One of the businesses that has witnessed growth is Symboticware, a hardware and software company founded by Kirk Petroski in 2008. He addressed how the sector has changed in the last eight years, specifically in the North.

“We’re taking the foundation and history of Sudbury, with the collective knowledge of the industry, and exporting more than just mineral extractions,” said Petroski.

Petroski said the slow cycle in mining is pushing companies to innovate and, despite rescinded budgets, investing in technology is becoming the norm.

“Solutions around mining are becoming valuable,” said Petroski. “There’s more attention to innovation and technology, and companies are faced with very little choice. You need to look at technology to make even marginal improvements.”

Symboticware’s specific products include things like an equipment monitoring device that prevents vehicles from exceeding manufacturer speed guidelines, and a mobile equipment monitor that provides real-time data collection on risk mitigation and energy savings in remote locations. Symboticware can provide the tools to collect this information, organize it, and use it in ways that improve the customers’ safety, productivity and reduce costs.

These technologies are a part of the trend of Internet of Things (IoT), which is essentially the networking of various technological products and devices that communicate big data to each other over the internet.
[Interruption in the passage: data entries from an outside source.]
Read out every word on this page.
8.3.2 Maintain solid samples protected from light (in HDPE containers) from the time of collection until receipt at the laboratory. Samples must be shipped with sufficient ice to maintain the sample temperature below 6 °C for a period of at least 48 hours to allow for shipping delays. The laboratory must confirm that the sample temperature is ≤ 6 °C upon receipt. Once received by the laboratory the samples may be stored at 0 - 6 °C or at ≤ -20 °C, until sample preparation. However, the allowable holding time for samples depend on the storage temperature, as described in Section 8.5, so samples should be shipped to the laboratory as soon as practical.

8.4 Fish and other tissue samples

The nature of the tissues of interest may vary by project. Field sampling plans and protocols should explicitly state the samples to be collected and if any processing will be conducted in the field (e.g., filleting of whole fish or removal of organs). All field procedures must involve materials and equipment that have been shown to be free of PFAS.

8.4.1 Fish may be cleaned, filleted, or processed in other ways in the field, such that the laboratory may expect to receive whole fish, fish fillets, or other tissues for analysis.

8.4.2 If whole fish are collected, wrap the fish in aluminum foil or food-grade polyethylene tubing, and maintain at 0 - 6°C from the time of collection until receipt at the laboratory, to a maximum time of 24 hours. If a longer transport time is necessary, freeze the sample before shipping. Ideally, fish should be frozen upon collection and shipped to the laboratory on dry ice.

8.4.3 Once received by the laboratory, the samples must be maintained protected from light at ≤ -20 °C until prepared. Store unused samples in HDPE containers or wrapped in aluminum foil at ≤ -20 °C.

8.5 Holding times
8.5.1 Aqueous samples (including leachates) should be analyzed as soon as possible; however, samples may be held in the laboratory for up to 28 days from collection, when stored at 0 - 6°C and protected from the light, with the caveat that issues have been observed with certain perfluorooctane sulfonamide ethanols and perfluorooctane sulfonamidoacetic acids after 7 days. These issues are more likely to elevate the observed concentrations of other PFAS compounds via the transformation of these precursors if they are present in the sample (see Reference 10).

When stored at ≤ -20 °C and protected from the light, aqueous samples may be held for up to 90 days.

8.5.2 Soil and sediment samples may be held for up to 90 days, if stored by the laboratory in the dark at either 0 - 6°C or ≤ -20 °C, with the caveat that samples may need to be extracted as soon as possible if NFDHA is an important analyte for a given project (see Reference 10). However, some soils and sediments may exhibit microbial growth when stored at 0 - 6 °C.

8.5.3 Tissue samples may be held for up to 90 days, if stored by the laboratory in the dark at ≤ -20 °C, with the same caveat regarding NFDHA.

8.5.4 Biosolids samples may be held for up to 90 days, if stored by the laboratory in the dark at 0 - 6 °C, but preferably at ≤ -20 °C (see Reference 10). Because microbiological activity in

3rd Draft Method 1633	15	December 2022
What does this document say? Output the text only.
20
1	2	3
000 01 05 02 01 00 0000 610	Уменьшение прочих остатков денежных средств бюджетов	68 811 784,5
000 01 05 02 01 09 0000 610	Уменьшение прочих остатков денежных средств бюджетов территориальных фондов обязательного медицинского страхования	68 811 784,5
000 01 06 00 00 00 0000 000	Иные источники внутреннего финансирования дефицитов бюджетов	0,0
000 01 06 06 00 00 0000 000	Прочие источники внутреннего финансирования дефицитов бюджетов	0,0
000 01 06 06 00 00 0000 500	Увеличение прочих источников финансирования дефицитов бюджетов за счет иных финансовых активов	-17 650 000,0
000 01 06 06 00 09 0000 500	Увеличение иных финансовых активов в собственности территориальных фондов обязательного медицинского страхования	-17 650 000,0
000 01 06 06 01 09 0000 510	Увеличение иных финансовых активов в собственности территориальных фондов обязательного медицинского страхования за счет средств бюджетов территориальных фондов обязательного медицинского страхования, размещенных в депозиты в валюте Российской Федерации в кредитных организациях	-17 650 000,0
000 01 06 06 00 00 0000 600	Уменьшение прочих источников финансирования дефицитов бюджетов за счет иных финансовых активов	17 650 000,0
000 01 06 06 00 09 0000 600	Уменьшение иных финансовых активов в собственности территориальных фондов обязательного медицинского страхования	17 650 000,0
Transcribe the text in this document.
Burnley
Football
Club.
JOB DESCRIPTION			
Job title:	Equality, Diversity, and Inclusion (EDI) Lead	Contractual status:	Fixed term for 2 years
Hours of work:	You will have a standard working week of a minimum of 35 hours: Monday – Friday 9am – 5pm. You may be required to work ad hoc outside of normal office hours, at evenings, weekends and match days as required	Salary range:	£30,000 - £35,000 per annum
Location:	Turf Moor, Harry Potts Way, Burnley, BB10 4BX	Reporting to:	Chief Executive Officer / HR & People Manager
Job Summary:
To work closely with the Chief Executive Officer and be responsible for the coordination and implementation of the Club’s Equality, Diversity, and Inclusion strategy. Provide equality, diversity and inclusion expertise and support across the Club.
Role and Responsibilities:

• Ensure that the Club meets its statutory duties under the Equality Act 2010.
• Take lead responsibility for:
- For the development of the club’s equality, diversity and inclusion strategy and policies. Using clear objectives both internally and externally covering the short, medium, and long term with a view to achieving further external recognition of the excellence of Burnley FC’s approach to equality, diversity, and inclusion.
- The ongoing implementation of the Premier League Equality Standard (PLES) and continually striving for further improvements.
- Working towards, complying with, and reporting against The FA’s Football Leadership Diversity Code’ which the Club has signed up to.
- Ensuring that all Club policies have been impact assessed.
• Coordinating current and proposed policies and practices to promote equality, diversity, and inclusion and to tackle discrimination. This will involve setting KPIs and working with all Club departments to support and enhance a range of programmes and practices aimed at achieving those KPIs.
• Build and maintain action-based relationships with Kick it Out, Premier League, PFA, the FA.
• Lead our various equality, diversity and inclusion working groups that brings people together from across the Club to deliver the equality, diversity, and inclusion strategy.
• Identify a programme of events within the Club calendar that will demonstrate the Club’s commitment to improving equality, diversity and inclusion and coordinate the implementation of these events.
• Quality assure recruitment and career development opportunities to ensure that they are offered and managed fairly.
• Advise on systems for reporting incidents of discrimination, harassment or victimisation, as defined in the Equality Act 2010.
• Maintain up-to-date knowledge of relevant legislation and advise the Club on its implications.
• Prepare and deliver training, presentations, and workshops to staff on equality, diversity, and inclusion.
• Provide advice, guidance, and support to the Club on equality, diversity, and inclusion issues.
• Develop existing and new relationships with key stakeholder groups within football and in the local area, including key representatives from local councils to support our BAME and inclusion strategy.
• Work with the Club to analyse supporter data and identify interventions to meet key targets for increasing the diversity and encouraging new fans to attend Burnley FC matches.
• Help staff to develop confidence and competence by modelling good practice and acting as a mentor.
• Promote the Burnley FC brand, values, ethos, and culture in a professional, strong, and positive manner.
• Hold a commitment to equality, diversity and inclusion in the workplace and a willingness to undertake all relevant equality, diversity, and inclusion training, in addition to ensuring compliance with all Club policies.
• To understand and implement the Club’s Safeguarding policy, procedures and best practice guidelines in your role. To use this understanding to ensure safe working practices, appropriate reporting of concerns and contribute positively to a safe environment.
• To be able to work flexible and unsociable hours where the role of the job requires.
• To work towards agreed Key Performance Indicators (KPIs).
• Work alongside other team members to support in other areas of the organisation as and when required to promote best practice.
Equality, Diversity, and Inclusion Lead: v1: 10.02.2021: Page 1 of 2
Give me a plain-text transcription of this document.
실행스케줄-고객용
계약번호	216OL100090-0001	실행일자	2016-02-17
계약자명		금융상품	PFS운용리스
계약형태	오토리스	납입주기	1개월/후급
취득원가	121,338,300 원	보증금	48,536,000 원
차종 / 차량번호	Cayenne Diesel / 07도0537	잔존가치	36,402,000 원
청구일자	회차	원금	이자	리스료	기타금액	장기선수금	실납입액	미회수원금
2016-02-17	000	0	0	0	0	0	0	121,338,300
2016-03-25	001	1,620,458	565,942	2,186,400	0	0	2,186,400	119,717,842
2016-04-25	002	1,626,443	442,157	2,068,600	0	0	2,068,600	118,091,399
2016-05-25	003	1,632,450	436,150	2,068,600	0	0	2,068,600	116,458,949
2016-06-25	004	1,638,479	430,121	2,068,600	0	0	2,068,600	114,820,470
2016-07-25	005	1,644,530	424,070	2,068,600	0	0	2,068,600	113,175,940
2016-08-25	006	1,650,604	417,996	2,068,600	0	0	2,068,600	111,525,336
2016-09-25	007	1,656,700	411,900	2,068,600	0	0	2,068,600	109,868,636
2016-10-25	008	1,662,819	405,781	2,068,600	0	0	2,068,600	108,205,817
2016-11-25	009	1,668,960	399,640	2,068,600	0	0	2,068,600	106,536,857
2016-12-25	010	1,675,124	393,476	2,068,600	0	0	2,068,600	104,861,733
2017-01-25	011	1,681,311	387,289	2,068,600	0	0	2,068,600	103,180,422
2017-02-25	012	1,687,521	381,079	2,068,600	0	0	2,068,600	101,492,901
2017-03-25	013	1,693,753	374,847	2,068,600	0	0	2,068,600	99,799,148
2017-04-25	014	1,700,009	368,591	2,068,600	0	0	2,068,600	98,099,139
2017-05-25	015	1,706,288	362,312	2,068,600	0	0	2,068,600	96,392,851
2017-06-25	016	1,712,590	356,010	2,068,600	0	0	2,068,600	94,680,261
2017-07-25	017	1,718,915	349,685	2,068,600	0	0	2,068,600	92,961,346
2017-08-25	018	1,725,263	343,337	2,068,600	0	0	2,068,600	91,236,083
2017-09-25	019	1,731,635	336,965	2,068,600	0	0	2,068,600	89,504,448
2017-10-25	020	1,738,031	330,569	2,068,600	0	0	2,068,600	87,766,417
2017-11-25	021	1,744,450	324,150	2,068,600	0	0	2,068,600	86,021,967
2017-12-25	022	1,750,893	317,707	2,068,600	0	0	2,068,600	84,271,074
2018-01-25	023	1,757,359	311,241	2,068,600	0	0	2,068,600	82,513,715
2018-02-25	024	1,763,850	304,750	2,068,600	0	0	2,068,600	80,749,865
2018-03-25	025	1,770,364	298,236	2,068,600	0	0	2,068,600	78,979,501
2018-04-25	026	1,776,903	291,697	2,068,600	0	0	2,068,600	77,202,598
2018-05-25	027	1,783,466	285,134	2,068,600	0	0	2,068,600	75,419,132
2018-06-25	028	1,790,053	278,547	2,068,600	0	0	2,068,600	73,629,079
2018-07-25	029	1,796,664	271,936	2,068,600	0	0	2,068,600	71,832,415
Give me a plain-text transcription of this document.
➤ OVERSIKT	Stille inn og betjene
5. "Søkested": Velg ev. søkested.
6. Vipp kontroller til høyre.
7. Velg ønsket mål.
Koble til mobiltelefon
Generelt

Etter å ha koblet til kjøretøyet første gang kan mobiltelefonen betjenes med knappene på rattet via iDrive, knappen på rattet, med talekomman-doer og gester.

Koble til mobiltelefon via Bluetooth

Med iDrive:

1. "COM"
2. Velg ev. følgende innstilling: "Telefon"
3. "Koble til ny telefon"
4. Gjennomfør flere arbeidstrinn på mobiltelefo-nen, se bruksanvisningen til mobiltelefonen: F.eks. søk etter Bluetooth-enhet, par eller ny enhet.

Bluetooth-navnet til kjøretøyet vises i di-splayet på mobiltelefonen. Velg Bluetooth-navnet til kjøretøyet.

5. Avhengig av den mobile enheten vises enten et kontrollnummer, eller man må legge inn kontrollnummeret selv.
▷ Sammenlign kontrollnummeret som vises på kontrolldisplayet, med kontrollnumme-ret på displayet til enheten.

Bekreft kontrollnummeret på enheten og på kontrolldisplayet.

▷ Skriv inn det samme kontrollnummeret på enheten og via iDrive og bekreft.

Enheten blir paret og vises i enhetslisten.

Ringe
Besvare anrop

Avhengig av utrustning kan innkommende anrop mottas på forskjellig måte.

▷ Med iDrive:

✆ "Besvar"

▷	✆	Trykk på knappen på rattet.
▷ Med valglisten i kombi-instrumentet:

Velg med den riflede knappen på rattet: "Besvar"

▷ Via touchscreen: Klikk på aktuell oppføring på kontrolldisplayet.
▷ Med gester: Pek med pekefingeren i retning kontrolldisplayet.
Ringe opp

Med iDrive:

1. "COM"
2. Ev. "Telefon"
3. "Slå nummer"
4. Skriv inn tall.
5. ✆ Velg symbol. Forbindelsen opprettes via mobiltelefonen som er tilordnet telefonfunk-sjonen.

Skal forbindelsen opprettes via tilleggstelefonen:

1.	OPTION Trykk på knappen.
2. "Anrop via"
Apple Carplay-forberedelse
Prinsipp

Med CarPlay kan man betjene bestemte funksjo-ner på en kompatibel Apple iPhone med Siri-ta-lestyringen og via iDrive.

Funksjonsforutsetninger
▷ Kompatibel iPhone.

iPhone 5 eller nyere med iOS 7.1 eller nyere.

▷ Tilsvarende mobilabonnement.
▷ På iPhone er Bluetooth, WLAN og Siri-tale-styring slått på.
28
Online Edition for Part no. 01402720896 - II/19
The automated communications process involved is called telemetry, the global market for which is $75 billion currently, and anticipated to reach $103 billion by 2019.

Another company jumping on board this growing market is Dean Lupini’s Key Logic Software Solutions, which services the mining and engineering sectors. His company specializes in 3D imaging by taking information from clients and visualizing it in ways that eliminate manual work. Lupini said his sector is responding to a demand for information management that is emerging locally and around the world.

Petroski and Lupini are two of several business owners who have opened in Sudbury in the last decade, and Reid said the city sees huge growth ahead in the sector. Compared to the traditional products of mining, the byproduct data are less tangible, but no less valuable, said Petroski.

“It’s not bricks and mortar; it’s knowledge,” said Petroski. “But we help customers unlock and collect valuable data from their industrial mobile assets to help improve business outcomes.”